Much of the wuxia pian genre (usually translated as “swordplay film” or “martial chivalry genre”) relies on spectacle for its storytelling. There is even a formula for the wuxia film: hero defeating evil enemies must harness chi’i by mastering swordfighting and kung fu so that he may perform superhumanly in battles. The sort of spectacle that we see in Hero, where opponents literally fly into the air in the fervor of their battles, actually replace the story. Though the film is based on an original, very straightforward, story, Zhang creates a world in which the characters’ descriptions of events are mutually contradictory, the story is told and retold and percolated through personalities and loyalties, and repetition is par de cours. The viewer resorts to following the film more through action, therefore, than through narrative (at least in terms of finding the “reality” of event, it is impossible to rely on any one character). At the same time, the characters must rely on one another to determine their courses of action, their interpretations of events, and their justifications.

 

Aaron tells me that the beauty of football is in part a sort of harmony; it is harmony and trust. The tension between individual and society is much more palpable in Hero than it is in a football game, but is certainly present in both. The struggle for narrative control in the movie directly reflects a sense of the necessary sacrifice that Nameless acts out at the conclusion of the film, but the visual accompaniment also points out another dimension of the struggle: Nameless sacrifices himself less to another man than to an aesthetic ideal. The Qin King/Ying Zhen, in his love of calligraphy, swordsmanship, literature, music, and politics, and in his position to unify China and essentially create a country where there was none, is the aesthete of the film. He is the character around whom all of that beautiful movement, the vibrant color and inhuman action, revolves.

 

Football players’ reliance on one another can be seen in a similar set-up: it isn’t just about the community, it is also about the individual. Here, though, each player can be the Qin King, as each players’ body becomes his struggle and his aesthetic accomplishment. I would speculate that we are as fascinated by the perfect mechanism of the human body on display as we are by the perfect mechanism of the team acting as a single organism.

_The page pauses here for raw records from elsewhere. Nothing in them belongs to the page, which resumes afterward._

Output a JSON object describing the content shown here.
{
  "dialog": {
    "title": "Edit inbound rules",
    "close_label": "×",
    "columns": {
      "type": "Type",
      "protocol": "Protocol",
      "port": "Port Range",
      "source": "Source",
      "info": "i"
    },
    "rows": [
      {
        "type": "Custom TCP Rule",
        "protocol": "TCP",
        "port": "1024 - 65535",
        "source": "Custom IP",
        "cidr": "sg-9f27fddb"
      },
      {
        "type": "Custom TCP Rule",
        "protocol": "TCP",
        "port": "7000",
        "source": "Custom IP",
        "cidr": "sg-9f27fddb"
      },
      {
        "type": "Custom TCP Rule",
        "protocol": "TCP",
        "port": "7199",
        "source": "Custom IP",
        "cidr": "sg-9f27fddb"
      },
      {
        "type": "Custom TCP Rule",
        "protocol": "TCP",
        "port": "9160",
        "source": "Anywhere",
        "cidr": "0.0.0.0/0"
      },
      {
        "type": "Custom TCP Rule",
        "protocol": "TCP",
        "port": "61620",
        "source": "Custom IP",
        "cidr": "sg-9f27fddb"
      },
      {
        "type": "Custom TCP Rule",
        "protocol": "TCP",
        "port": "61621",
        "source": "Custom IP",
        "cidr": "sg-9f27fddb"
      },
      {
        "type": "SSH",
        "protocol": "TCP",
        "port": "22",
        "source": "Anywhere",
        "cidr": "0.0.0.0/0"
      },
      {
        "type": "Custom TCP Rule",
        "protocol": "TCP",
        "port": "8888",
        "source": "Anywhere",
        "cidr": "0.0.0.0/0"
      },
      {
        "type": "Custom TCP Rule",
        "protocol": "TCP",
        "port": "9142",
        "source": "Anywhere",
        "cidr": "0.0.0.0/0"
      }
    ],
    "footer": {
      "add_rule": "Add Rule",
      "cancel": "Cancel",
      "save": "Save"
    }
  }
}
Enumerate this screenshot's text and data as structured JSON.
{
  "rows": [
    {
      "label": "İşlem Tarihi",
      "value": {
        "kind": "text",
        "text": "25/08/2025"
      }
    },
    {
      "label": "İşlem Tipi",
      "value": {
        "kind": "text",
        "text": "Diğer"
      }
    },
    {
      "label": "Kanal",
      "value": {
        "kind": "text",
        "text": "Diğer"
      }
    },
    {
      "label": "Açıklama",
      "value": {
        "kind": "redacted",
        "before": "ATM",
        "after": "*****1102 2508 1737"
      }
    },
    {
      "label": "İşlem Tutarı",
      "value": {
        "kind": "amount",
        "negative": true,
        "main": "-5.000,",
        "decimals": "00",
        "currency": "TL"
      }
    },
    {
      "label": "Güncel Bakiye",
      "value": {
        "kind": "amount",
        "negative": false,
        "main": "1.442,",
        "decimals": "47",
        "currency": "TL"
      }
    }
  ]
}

On film this is the dance of two female warriors stirring up eddies of leaves as the duel; on the field it is a “beautiful” pass or touchdown.

 

Hans Ulrich Gumbrecht is heavily reliant on Kant’s aesthetic theory for his development of the aesthetics of athletic sports in In Praise of Athletic Beauty. It seems in the end that those principles of judgment – that judgments be disinterested, that they be both universal and necessary, and that the objects following judgment appear “purposive without purpose” – are in both cases criteria for our decisions about whether these things are beautiful, because in the end I do not think it’s really possible to explain why and how these things are beautiful – as Kant would mandate, it is something intrinsic to the object (in this case, I think, the “organism”): Harmony and trust? Maybe. Though the “universal” nature of my judgment insists that there is some very important similarity between the football and the swordfight, this isn’t anything that can be proved. It is, instead, just a judgment – but obviously not one that is wholly individual.